To help you choose the support you may need we suggest you consider the following:
Telephone help lines. These typically offer information and can refer to other appropriate organisations. Other help lines go further and offer an opportunity to talk and explore your situation thereby coming to consider what to do next and how to support yourself better. There are help lines covering many issues, from drugs, alcohol, parenting, mental health, prison issues, etc. The person you speak to may be either a professional or a volunteer (who is often someone with personal experience of the issues).
Support Groups. These are regular meetings of people in a similar situation who are facing similar difficulties. There is typically a group leader who may be a professional, such as a drugs worker at a local drug agency, or a volunteer usually with personal experience. There are many support groups and organisations that have been set up to support families affected by someone else's drug or alcohol use.
Getting information and support in person. This can be accessed in various ways, such as a local drug or alcohol agency, Prison Visitors' Center, etc.
Counseling. This is confidential help from a professional who can help with personal difficulties, problems in relationships and ways of coping better.
Community support. This can range from a local Church or Mosque to a neighbourhood community group. They typically offer general support rather than particular help with drug and alcohol issues.
Things to consider when choosing help
* Do you want to speak to someone in person or are you more comfortable speaking over the phone?

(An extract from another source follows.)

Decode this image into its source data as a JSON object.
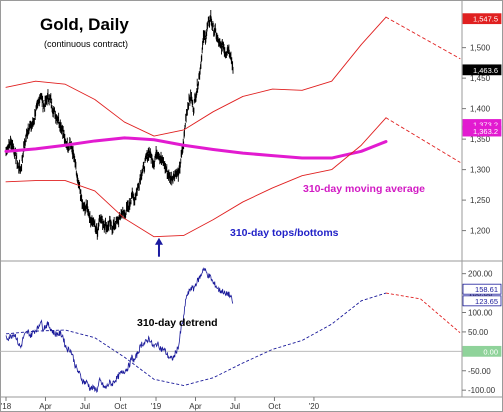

* Do you want professional help or the support of others who have similar experiences to your own?
* Do you want help from one person or would you like to be in a group of people with similar experiences to your own?
* Do you feel comfortable sharing your situation and details with those you have approached for help? It is only reasonable that you wish things to be private, so it is usual to ask about the Confidentiality policy of people offering help.
* Do you have to pay? Most services are free.
* Do you need more information about what is offered? Some individuals and organisations have a particular way of working or underlying beliefs? For example Families Anonymous follow a 'twelve-step' philosophy, other organisations may be Christian based, etc. Ask yourself whether you are comfortable with what is offered. ALL reputable services will be only too happy to answer your questions so try not to feel that you shouldn't ask. Remember, the best sort of support is the sort that works for you.
Making Positive Choices in life can make a great difference.